Language learning had always come naturally to Tish, who took French and Spanish in high school. But Turkish was exotic for Tish, who grew up in the small town of Cary, Illinois. “You don’t really learn about Turkey or the Ottoman Empire when you grow up in the Midwest,” Tish admits.
A catered meal was enough to lure Tish to the Turkish Flagship meeting one night, and the financial incentives to study abroad that were discussed there sealed the deal. “You could get all this funding for travel so you could study abroad twice in your collegiate career,” Tish learned. “And I was so enamored with this idea that I completely dropped Spanish, and decided to take Turkish the next semester.”
Even though she’d breezed through Romance languages, “Turkish is one of those languages where when you start learning it feels like it’s impossible.” But after a year or so, it started clicking.

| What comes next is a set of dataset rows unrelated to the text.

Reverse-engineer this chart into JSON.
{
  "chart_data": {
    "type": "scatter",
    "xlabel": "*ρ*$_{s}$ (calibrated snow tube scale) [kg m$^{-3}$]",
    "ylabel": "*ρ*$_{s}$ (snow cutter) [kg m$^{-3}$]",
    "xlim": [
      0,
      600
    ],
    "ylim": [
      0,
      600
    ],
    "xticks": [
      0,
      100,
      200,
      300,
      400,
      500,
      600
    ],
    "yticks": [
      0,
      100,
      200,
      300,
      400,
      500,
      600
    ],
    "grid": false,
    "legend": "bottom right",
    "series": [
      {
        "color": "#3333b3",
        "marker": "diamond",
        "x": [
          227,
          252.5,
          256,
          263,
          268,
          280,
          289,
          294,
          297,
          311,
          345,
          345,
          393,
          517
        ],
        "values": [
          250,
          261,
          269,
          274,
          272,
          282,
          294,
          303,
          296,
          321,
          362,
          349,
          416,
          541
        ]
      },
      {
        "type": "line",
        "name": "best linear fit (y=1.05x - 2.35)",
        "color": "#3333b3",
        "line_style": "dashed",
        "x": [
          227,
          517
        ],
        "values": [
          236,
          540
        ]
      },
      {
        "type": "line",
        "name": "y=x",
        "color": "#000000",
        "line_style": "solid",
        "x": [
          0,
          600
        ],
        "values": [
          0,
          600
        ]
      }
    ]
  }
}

And it’s turned out to be a “gateway language.” When last summer’s language immersion trip was rerouted at the last moment, Tish found herself in Kazakhstan, learning Kazakh and Russian in addition to Turkish. And in anticipation of this year’s trip, she’s learning Azeri.
Her language training pulled Tish into a deep engagement with Turkish culture and politics. But some lessons in diplomacy have transcended verbal language. “Sometimes I don’t have to say a single word to communicate what I feel,” she explains. That is, on the dance floor. “Your connection with your partner is very something completely different from your other relationships. There’s a lot of communication there.”

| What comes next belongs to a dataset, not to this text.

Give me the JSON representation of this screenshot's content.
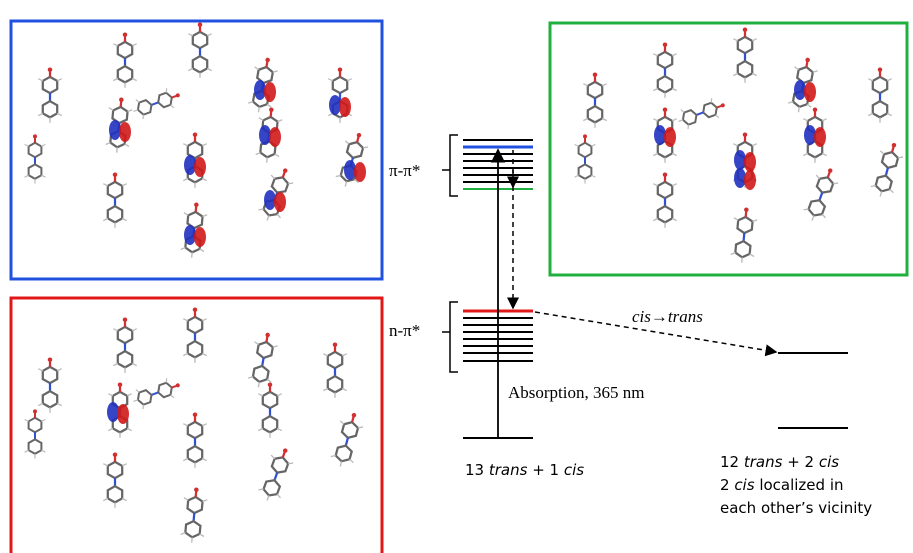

She’s drawn inspiration from the efforts of fellow ballroom dancer, Pierre Dulaine, whose efforts to foster cross-cultural understanding by teaching Israeli and Palestinian children to dance with one another have been documented in the film Dancing in Jaffa. “And because of those connections made in dance class,” Tish says, “these kids are always going to have that friend.”
Tish’s capstone thesis examined the way in which contemporary Turkish strategies to quash pluralism resemble the methods once used to establish the secular Turkish nation. “This exclusive identity will only lead the way to further divisions along ethnic lines,” she finds. “Coups and political turmoil have happened when a group’s identity has been so repressed that there’s nothing to do but break out.”
The cultural diplomacy achieved by such efforts as Dulaine’s, Tish says, is an antidote to this repression. “That’s how we make the peace that happens 20 or 30 years on. By opening up our arms and making that connection through education, through cultural programs.
“I think that’s where my place is, listening to these stories and finding those connections, being that bridge,” Tish asserts. “So I can very much see myself working in the federal government doing that. Whether that be as a political diplomat talking to people on the ground on both sides and finding those connections there, or whether that be through art or history, as a public diplomacy officer, bolstering these cultural programs. I want to advocate for people, and I want to advocate for their stories, because I think that’s where peace comes from.”